In contrast, Synthcake’s sugar-coated vocals, carnival bass synths, and bohemian drumming were anything but silky smooth. As my first Synthcake experience, I wasn’t quite sure what to expect, even if the name Portishead was being thrown around before their set.
I was pleasantly surprised to find that, even if the quartet took a while to get into the swing of their performance, the end result was a bombastic and thoroughly enjoyable half-hour. What the electronic circus band do, and do very well, is create an atmosphere of energy ripe for the taking, and each of their well-executed breakdowns were so audibly jarring the crowd couldn’t help but find themselves grinning.
Colin Cowan isn’t exactly unknown in the music community — odds are, even if you don’t know his name, you can’t list five bands without naming something he’s played in. Along with the Elastic Stars, his psychedelic folk-rock outfit is just different enough from the plethora of other projects he has on the go to be interesting.
The band’s send-off, a song about protesters and their lack of follow-through, was a particularly cheeky, and extraordinarily well-executed, psych rock yowler. The only dimmer to an otherwise slick performance was by way of Cowan’s borrowed amplifier, which gave his guitar a nasty and indistinct grimace.
Sprïng is not SSRIs, but it’s likely that almost everyone who ever got a kick out of seeing that spastic post-hardcore outfit tear up tiny venues with jazzy, Deerhoof-inspired noise will find equal solace in Sprïng. Made up of ex-SSRIs members Joseph Hirabayashi, Elliot Langford, Kevin Romain, and Ridley Bishop, the new band is a culmination of their many side-projects, including Aunts & Uncles and Thee Ahs. This is a very good thing.

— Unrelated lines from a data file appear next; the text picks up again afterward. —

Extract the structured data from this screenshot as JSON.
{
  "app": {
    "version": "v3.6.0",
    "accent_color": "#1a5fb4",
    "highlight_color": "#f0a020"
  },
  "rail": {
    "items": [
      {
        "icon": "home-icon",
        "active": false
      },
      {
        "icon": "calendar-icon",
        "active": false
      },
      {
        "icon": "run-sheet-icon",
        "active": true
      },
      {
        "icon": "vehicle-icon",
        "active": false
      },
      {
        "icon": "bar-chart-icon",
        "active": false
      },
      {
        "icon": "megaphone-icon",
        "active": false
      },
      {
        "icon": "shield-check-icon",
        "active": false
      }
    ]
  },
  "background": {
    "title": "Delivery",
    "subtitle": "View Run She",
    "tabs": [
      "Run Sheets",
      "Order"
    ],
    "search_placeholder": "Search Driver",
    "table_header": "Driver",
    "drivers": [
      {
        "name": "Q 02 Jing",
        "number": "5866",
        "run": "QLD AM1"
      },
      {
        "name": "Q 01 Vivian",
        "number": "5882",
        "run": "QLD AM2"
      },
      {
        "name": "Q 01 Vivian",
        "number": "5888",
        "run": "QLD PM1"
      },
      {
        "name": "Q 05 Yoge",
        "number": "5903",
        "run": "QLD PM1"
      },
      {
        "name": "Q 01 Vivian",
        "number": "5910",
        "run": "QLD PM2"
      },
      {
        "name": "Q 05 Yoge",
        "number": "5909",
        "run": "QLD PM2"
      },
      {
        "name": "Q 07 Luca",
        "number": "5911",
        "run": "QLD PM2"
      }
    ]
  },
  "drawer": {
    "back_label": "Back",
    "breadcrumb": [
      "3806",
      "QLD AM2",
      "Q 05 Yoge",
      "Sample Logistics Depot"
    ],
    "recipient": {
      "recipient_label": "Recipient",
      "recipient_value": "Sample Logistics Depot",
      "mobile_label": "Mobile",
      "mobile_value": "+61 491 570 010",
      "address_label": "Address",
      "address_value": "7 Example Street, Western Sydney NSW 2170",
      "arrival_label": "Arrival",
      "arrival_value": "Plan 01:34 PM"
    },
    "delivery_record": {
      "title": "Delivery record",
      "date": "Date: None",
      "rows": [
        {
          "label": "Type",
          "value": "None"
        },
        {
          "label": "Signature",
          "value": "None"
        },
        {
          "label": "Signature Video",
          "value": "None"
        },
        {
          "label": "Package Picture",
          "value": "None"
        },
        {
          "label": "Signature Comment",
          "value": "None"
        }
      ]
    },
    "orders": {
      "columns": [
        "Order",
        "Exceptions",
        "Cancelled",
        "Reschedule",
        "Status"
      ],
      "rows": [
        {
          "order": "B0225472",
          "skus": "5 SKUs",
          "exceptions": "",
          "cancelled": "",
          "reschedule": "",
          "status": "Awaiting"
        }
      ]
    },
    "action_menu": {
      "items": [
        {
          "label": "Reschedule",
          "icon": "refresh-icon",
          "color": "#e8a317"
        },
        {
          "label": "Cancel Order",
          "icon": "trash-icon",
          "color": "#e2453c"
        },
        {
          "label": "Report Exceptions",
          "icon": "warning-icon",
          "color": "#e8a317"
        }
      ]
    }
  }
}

Their set, ripe with acoustic finger-picking as well as ridiculous jazz explosions, was as energetic as it was mesmerizing — Hirabayashi has a very distinct but utterly exotic way of writing songs that no other band even comes close to touching. The jazz nerds dug into Romaine’s creative drumming and everyone else danced around at every breakdown. Sprïng is not SSRIs, even if a little part of me wanted them to be, but what they are is even better.